Hizonner · 2024-05-08T22:04:31 1715205871

The problem isn't that Stack Overflow is allowing people to scrape the content. The problem is that Stack Overflow is preventing some people from scraping the content, in order to collect money from others. And, incidentally, passing zero of that money on to the people who actually created the content.

(Nearly) none of the people who are presently pissed off would have complained if Stack Overflow had continued to allow all comers to scrape the content and train LLMs on it, nor if Stack Overflow had released the entire finished collection of content under the same CC-BY-SA license that was demanded of each contributor.

With the OpenAI partnership, and similar shenanigans leading up to it, Stack Overflow is relying on obscure technicalities to violate the essential spirit of the original deal.

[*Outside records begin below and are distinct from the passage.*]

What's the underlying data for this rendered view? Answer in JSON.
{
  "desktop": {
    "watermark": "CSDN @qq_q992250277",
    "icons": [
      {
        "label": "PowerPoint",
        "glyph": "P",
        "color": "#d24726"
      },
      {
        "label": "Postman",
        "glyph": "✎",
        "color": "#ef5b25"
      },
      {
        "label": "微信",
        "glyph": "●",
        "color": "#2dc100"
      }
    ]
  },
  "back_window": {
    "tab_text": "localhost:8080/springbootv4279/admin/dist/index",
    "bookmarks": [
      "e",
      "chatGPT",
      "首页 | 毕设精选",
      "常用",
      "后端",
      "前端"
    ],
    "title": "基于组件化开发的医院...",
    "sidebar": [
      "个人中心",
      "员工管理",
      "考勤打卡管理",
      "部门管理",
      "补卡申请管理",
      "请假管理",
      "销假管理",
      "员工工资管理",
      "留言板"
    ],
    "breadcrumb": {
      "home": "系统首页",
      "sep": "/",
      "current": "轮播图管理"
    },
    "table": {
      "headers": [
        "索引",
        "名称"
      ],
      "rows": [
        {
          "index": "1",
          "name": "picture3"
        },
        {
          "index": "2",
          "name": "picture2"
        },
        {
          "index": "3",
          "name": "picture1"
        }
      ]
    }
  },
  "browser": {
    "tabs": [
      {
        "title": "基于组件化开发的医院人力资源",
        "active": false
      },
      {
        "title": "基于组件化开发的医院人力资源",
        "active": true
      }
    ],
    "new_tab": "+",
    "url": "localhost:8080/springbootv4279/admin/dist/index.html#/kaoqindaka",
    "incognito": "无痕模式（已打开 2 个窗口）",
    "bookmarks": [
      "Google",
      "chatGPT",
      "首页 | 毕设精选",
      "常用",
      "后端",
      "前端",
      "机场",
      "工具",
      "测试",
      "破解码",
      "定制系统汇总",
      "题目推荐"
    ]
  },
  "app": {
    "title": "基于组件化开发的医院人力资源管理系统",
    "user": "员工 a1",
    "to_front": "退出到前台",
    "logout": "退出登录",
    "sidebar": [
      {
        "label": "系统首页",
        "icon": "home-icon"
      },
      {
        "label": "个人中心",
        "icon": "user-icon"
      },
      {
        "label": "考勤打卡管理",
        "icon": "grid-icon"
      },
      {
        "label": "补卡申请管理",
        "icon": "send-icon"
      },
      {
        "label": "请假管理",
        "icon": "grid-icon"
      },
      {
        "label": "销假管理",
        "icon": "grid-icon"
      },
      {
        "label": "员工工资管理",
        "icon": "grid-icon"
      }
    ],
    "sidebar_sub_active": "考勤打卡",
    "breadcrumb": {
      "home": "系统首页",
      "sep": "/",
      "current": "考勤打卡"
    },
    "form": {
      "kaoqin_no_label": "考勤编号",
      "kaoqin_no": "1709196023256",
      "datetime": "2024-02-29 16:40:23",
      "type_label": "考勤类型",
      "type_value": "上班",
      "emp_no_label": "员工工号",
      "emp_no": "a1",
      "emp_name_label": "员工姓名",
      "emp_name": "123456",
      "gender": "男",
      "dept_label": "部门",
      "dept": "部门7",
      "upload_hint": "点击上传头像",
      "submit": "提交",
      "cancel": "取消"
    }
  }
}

webstrand · 2024-05-09T03:56:37 1715226997

Isn't the data publicly available? https://archive.org/details/stackexchange

mattstir · 2024-05-09T21:27:10 1715290030

The publicly-available archives released by Stack Exchange are updated roughly quarterly and have the attribution requirements as specified by CC BY-SA + the Stack Exchange ToS.

The article makes it sound like OpenAI is using the API though, rather than the archives. The API and live sites forbid scraping within the acceptable use policy, as seen here: https://stackoverflow.com/legal/acceptable-use-policy

hedora · 2024-05-09T00:29:41 1715214581

Given the CC license, and the fact that contributors can apparently code, they should scrape the content and be done.

Of course, that’d mean bypassing the scraper blocker. This article is a decent starting point:

https://stackoverflow.com/questions/66413511/how-to-avoid-be...

lamontcg · 2024-05-09T02:03:35 1715220215

> And, incidentally, passing zero of that money on to the people who actually created the content.

I mean that is basically SO's entire business model.

People do tons of work for free and SO runs the service and monetizes it.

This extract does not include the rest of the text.